I rewatched the PS5 demo and it still blows my mind.

This recent demo was mostly about the interface and features.

DF doesn’t know what they are talking about 99% of the times.

they are glorified armchair graphics experts with no training, talent or journalistic ethic.
 

hlm666

Member
Not the case.
The guy on Era forced the demo to run only in 4GB RAM and the quality dropped a lot.
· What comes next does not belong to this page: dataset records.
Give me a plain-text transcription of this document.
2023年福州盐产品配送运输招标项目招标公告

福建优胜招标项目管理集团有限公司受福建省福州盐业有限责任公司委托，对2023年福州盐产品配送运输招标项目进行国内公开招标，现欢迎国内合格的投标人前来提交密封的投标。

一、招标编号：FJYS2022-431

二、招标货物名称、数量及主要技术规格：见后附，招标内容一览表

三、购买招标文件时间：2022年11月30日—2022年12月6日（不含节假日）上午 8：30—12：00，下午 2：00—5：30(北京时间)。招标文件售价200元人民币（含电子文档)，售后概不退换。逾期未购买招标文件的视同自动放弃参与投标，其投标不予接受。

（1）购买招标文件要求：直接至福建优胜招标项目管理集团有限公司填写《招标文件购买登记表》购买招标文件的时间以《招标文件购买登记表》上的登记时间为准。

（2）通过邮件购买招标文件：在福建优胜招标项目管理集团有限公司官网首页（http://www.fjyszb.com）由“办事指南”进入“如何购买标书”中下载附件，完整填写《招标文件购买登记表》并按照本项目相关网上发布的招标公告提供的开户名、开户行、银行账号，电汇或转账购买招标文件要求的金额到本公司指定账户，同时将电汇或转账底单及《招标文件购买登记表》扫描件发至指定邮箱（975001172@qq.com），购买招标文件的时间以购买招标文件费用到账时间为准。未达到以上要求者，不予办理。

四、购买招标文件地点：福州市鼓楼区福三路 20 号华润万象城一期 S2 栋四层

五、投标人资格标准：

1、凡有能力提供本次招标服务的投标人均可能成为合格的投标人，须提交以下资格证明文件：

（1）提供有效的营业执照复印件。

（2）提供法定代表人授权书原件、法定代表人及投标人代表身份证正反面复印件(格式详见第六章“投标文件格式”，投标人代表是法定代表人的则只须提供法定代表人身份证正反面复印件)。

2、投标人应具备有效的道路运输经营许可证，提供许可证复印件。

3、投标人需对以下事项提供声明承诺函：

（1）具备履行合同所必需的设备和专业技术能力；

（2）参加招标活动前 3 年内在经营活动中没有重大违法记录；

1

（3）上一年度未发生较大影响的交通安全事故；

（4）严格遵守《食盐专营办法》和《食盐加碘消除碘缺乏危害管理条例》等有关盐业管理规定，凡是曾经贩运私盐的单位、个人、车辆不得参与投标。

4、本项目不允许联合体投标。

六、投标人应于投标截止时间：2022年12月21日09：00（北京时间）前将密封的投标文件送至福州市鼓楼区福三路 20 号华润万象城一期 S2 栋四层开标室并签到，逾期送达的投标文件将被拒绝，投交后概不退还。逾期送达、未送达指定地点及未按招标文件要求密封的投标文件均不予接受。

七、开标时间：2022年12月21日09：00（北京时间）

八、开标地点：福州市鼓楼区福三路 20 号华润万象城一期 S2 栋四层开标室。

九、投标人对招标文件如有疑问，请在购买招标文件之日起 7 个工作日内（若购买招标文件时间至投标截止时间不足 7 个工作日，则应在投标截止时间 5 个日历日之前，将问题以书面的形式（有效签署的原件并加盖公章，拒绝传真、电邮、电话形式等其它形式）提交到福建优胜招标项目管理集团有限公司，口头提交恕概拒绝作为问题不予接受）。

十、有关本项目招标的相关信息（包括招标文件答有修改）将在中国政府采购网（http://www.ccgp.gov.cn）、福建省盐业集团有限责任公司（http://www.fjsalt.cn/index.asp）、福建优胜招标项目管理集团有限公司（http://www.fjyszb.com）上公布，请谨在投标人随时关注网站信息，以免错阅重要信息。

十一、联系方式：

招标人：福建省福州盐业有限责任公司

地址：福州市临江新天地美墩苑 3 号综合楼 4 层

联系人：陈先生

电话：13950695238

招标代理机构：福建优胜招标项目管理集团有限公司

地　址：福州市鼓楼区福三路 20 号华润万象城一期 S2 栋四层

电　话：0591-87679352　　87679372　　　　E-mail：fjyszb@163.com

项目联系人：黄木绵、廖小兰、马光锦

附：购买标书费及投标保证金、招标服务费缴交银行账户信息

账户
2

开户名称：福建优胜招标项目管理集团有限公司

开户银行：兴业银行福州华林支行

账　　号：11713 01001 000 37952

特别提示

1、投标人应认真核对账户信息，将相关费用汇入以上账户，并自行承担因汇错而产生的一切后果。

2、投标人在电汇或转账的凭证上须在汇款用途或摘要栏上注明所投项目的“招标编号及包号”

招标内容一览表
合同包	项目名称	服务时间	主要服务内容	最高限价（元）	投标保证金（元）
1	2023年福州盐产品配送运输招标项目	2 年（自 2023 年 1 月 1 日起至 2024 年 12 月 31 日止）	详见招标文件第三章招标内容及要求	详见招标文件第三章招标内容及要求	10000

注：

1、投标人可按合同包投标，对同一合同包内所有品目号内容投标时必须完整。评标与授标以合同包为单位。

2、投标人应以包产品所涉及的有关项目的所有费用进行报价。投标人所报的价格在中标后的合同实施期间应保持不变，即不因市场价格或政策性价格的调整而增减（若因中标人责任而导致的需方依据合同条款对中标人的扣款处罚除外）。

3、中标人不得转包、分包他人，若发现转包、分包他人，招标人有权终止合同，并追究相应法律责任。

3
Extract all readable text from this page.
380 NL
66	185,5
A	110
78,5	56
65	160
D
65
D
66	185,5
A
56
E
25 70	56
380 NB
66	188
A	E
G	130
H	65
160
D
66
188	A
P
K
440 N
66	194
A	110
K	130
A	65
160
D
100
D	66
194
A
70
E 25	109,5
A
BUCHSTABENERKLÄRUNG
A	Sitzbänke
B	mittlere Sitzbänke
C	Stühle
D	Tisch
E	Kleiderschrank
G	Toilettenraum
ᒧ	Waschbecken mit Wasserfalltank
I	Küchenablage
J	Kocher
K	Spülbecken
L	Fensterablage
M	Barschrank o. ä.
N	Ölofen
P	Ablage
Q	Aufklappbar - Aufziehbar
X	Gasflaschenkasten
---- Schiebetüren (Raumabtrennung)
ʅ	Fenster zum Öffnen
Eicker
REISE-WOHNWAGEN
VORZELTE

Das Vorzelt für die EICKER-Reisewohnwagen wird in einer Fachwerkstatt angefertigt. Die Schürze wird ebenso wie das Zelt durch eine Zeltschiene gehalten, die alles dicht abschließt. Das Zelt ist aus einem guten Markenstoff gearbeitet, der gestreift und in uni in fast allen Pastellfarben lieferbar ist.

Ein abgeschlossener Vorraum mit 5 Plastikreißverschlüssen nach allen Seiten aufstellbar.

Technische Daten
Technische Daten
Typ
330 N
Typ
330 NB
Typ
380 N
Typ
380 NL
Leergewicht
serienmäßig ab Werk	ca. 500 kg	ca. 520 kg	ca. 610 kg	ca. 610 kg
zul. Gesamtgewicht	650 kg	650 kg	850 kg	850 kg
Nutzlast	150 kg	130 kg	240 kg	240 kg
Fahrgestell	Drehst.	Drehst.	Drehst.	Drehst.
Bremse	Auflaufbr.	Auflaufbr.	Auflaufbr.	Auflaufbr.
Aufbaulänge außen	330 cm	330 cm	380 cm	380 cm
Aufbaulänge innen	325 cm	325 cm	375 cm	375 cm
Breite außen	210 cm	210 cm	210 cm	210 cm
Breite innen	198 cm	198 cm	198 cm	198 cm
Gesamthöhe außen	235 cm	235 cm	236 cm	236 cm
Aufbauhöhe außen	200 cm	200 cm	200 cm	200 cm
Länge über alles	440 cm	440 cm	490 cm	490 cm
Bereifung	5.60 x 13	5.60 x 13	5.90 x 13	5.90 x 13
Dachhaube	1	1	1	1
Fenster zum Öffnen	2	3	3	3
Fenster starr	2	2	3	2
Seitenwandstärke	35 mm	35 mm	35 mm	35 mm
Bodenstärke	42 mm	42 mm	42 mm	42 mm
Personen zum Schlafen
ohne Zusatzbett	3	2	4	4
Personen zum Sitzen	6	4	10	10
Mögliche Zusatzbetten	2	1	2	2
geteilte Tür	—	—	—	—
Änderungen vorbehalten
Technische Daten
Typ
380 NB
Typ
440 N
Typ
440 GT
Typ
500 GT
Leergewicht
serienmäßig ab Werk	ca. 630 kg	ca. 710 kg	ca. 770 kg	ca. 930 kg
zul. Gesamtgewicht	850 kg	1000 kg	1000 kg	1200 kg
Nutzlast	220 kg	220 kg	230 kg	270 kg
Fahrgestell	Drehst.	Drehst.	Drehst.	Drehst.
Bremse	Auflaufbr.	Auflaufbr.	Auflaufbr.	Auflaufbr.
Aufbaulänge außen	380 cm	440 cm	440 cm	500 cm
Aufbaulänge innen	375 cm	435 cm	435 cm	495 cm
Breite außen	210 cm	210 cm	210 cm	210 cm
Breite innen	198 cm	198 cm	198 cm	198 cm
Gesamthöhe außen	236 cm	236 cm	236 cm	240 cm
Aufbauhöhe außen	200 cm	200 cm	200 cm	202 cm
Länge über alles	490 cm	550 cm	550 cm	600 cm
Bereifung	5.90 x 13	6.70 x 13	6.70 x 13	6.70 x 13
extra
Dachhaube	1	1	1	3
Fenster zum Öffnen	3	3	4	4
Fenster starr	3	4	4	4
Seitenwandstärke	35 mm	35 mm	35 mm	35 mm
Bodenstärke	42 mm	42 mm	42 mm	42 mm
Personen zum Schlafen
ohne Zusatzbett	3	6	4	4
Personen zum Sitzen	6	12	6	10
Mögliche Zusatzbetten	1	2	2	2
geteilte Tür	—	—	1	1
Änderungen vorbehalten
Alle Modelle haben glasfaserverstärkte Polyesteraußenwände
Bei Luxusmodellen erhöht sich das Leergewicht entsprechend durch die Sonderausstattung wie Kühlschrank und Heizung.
You can read more here: https://www.resetera.com/threads/unreal-engine-5-dev-workflow-stream-today-5-26.431627/post-65799137

On Beyond3D they are having 40GB RAM usage.

Really, this guy seems to prove otherwise.

 

CamHostage

Member
From what I read it is 100GB.

"It’s a high intensity demo that really wants to be run from an SSD to rapidly load in the assets needed for Nanite and Virtual Textures. Oh, it’s also 100GB in size."

Some UE4 demos had a certain core asset file size when you downloaded it, but then you needed to unpack it and also "build the lighting" I think it was called? So the Boy and His Kite demo was 6GB and unspooled/built out to 20GB when you were ready to run it on a local machine.

I don't know what the differences would be between an UE4 and UE5 demo, but that might account for why Epic says it;s a 100GB demo but downloaders say it's more like 25GB to grab?

25GB though, just for one area, a "Dark World" variant area tweak, and two characters... that's half a BluRay for just this little demo bit.

(*We did mentioned this earlier though, the Quixel assets and other materials are all original, uncompressed components in the demo; you'd optimize all this if you were actually making this for gamers.)
 

SlimySnake

Flashless at the Golden Globes
I cant get this fucking thing to run. crashes every time.

has anyone with a 4 tflops gpu been able to run this?
 

Bo_Hazem

Banned
Man, this thread really delivered. My favorite part is Bo insinuating (and repeating like 10 times) that the PS5 is 20x more powerful than a high end PC. We're reaching levels of fanboy that shouldn't even be possible. Can't wait for Epic to release the first demo (that's still happening, right?) so people can run it on their shitty 900 MB/s laptop SSDs and then to watch everyone here deny that anyone ever claimed only PS5 can do it :messenger_beaming:

You're a liar, really. The older demo that was crunching 1,000x more polygons to 20,000,000 polygons per frame was as intensive as playing fortnite on the GPU end. It's not a GPU thing.

The new demo must be like walking in the park for PS5. We need the official details of how much polygons are drawn (frame window polygon budget) before celebrating anything. But for true game enthusiasts this is a wonderful achievement, and the new one is a realistic goal for retail games at 1080p reconstructed to 4K.
 
Last edited:

DenchDeckard

Moderated wildly
You're a liar, really. The older demo that was crunching 100,000x more polygons to 20,000,000 polygons per frame was as intensive as playing fortnite on the GPU end. It's not a GPU thing.

The new demo must be like walking on the park for PS5.

Bo, not like this brother. Please! There is a law of physics and electrical engineering that Mark Cerny can't break with an SSD alone. The rest of the system has to follow this law.
 

Bo_Hazem

Banned
Bo, not like this brother. Please! There is a law of physics and electrical engineering that Mark Cerny can't break with an SSD alone. The rest of the system has to follow this law.

It's not a GPU-power thing, otherwise even the new lite demo wouldn't have required 64GB of RAM and a Threadripper CPU if it was GPU-tied. It's how fast you can bring in and out the data. PS5's GPU isn't the big deal here unless for those doing brain gymnastics. Both PS5 and XSX are now considered low-end GPU's and both had the least problems with this new demo with barely 16GB of a single RAM (VRAM).

It's obvious that DirectStorage isn't ready yet for PC.